Setengah jam berlalu
kami lewati hanya dengan sesekali saling pandang. “Tuan boleh pergi. Nyonya
ikhlas.” Ucapan dibibir yang sama sekali tidak sama dengan ucapan hati. Andai
saja aku boleh berteriak, aku ingin memintanya kembali. Aku ingin Tuan-ku tetap
disisiku, selamanya.
Lelaki berambut lurus
itu tetap diam. Ia menatapku tajam. Bola matanya berair. Sedang mataku sudah
basah. Isakanku memenuhi suasana malam ini. Isakan yang terhenti tanpa
sedikitpun disentuh oleh lelaki dihadapanku. Ini pertama kalinya ia membiarkan
aku menangis terisak, sendiri. “Terima kasih.” Punggungnya perlahan menjauh. Isakku
kembali. Namun ia tidak pernah kembali.
***
Suara klakson
membuyarkan lamunanku. Hujan mulai beranjak pergi. Aku membelokkan mobil ke
sebuah resto dibilangan Jakarta Timur. Aku datang sedikit terlambat namun
ternyata orang yang ingin ku temui belum juga datang. Aku duduk disalah satu
sudut ruangan, memesan minuman untuk menunggunya. Lima belas menit waktuku
menunggu sampai aku melihat sosok yang amat sangat aku rindukan.
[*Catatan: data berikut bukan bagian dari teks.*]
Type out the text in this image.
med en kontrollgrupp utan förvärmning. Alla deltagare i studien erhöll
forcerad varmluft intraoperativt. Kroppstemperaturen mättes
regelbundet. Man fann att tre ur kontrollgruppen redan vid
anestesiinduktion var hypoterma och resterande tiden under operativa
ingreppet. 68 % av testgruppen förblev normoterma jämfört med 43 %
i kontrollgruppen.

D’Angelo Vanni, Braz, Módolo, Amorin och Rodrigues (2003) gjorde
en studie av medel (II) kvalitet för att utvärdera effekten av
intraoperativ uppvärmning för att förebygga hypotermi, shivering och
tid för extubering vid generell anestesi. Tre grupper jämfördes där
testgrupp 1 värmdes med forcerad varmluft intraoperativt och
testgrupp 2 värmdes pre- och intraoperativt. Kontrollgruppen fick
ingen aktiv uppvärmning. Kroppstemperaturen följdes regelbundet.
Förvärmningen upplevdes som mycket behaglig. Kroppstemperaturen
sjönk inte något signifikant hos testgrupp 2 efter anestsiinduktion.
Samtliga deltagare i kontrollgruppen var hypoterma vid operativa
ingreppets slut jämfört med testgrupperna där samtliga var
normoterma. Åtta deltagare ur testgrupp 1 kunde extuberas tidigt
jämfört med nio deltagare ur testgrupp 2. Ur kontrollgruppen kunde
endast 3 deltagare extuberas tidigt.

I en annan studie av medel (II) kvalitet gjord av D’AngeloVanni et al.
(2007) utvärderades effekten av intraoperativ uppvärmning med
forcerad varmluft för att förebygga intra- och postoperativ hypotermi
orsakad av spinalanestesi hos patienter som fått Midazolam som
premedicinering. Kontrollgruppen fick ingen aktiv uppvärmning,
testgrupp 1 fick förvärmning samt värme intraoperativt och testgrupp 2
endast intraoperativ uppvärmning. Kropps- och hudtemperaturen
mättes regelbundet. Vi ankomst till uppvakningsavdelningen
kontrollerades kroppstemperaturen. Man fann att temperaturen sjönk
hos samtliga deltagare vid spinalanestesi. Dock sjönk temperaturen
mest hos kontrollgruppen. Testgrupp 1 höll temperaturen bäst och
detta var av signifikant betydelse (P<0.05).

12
Lelaki
berambut lurus dengan model rambutnya yang lebih dewasa daripada terakhir kali
aku melihatnya. “Hai, sudah lama?” sapa lelaki itu sambil menyalamiku. Tanganku
gemetar. “Lumayan” jawabku singkat.
“Kamu naik apa tadi?”
suaranya terdengar tegas. “Bawa mobil, kamu baru pulang kerja?” aku mencoba
menimpali. “Siang udah balik sih, tadi anter istri dulu ke salon. Usaha
sampingan..” suaranya mengecil. Aku tak berani menatap wajahnya, meski aku amat
rindu. “Suami kamu apa kabar?” suaranya terdengar ragu-ragu. “Baik” jawabku
singkat. Dua jam kami habiskan dengan membicarakan banyak hal, meski aku hanya
mampu menatapnya sesekali.
“Eh, udah magrib. Kamu
ngga sembahyang?” pertanyaan lelaki rambut lurus itu mengejutkanku. “Hmm.. iya
nih mau magriban. Sekalian pulang aja kali ya, ngga enak nanti kamu kelamaan
nunggu aku sholat” aku berusaha bertoleransi. Lelaki berambut lurus dihadapanku
tersenyum, dengan senyum yang sama. “Ya udah yuk, kebetulan musholanya deket
parkiran. Aku anter kamu sekalian.” Kami berjalan beriringan. Ia menggandeng
tanganku. Rasa nyaman itu masih ada, namun keyakinan telah memisahkan kita.
END
nb: cerita ini hanya fiktif belaka, jika ada
kesamaan nama, karakter, dan lokasi itu hanya kebetulan. Enjoy reading :)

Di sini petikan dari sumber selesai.